Friday, December 30, 2011

BYU-Tulsa, The Recap, The Cougar D

Riley Nelson (aka Tiny Tim) is the hero of the Armed Forces Bowl, but if not for an outstanding effort by the defense, he never would have had a shot to make such a gutsy, successful call with time winding down.  Just looking at the statistics, BYU held Tulsa below its season average in every single category.  They gave up one 50-yard play, which they were going to do eventually, that eventually led to a score.  They gave up a long TD drive on the initial possession of the game.  They allowed three consecutive third and long conversions early in the fourth quarter which led to another Tulsa TD.  But beyond that, they were amazingly stout this game.

Field Position
BYU's D forced 5 three-and-outs in the first half.  They gave up only 54 yards on 10 of Tulsa's 14 possessions.  They continued to win give the offense good field position, including giving the offense the ball on the Tulsa side of the field twice.  When Tulsa got the ball in BYU territory, they forced a long field goal attempt after three straight tackles for loss, which Tulsa missed.  They stopped Tulsa three-and-out TWICE (on the same possession thanks to a special teams penalty) in the last 8 minutes of the game.  What they did to an explosive offense was pretty incredible.  BYU's Offense started, on average, at their 32-yard line.

Grounded
Tulsa just simply couldn't get anything going on the ground.  They ended up with 37 yards on 27 carries (8 of those yards came on backwards passes in the flat, BYU recorded 5 sacks for -25 yards, so really, it was 54 yards on 20 rushing attempts, which is still phenomenal).  Tulsa only had one rushing play over 10 yards.  They held Tulsa's leading rusher to half his usual rushing yardage and two yards/carry under his season average.  After GJ Kinne made the front seven whiff multiple times on the opening drive, he was not able to get out of their grasp for any significant yardage, he couldn't extend any plays with his feet, and he was running for his life as the pocket continually collapsed around him.

Secondary Not Horrible
Corby Eason got picked on.  On three long pass plays with him in coverage, he was 0 for 3, with two long passes completed and one penalty.  There were a couple of short throws given up, and would have been several more if Kinne had been more accurate with the ball, but there weren't people running free all over the field as has happened in the past against sophisticated passing attacks.  Junior Preston Hadley had two big plays, once tackling Trey Watts in the open field on third down and once coming on a blitz and sacking GJ Kinne to force a third and long.  Uale didn't blow any coverages, which showed a lot of improvement.  Sorensen had 9 tackles and a pass break-up, and his ability to down two kicks inside the 10-yard line were crucial to the field position battle.  With Eason and Uale the only two seniors in the back four, there is a bright future for this group, as bright as there ever is for a BYU secondary.

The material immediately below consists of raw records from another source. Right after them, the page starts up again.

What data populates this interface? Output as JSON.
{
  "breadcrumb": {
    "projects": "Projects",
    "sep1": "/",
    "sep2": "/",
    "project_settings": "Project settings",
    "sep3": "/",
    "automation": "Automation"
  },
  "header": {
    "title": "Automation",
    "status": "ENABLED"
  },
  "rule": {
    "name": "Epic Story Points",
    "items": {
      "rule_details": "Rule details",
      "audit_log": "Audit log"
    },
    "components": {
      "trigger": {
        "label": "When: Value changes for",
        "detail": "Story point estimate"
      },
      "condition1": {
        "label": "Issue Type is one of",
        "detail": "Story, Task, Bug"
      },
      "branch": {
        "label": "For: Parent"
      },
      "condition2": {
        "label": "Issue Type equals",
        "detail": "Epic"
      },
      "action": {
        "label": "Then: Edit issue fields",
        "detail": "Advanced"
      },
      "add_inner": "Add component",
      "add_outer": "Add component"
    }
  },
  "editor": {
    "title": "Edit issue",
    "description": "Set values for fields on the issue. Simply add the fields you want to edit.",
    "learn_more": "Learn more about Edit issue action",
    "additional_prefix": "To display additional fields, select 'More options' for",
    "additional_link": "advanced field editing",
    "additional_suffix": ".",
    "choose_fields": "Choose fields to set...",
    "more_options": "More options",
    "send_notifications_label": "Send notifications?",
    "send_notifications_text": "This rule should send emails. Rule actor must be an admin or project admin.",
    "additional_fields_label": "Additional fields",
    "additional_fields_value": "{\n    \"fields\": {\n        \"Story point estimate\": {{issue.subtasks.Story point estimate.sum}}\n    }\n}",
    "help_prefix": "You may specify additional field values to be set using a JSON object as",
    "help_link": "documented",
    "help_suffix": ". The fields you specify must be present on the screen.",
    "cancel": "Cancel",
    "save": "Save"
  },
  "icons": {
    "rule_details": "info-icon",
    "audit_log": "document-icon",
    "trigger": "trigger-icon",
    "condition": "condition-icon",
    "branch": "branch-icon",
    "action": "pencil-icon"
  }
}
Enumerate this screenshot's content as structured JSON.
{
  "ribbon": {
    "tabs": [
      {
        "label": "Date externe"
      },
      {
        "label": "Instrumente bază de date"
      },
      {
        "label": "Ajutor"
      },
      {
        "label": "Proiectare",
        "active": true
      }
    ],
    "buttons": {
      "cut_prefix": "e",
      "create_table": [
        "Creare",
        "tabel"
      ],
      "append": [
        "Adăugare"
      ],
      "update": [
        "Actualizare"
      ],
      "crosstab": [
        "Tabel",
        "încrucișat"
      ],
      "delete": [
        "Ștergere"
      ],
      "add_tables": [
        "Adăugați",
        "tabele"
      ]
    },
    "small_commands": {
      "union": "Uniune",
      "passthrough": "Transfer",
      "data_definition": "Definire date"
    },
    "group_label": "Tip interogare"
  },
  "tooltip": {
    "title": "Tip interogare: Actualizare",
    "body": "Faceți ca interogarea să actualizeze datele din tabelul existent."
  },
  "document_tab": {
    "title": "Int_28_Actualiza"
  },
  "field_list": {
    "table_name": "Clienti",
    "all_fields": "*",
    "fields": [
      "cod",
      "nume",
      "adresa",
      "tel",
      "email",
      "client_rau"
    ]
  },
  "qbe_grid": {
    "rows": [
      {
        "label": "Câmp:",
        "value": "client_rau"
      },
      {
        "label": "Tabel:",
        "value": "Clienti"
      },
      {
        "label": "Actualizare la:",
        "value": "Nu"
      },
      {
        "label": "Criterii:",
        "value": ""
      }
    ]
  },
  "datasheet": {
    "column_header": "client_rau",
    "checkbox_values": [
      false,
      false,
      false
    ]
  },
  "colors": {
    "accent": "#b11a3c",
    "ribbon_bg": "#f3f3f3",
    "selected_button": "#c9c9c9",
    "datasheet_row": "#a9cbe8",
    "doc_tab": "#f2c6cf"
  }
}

Defense Wins Championships, Or Bowl Games At Least
The defense could have quit.  BYU was down 14-3 and the Cougar offense went three and out.  The defense stepped up and forced a Tulsa punt.  BYU took the field again and threw an interception, giving Tulsa the ball at midfield.  The defense forced a Tulsa punt.  In the second half, trailing 14-10, Nelson threw a pick and a big return brought the ball to the BYU 35.  Tulsa immediately moved into the red zone.  Three straight tackles for loss, including two by Kyle Van Noy, one a sack, BYU's D forced a long field goal attempt, that Tulsa missed (which was the difference in the game).  Then again, as I highlighted earlier, trailing 21-17, they forced a three and punt.  After a penalty on the punt gave Tulsa a first down, they forced ANOTHER three and punt.  Another first down would have doomed the Cougars, who only had one timeout remaining.  The D stepped up.  Again, Tiny Tim and Cody Hoffman made the game-winning play, but the BYU D won this game for the Cougars.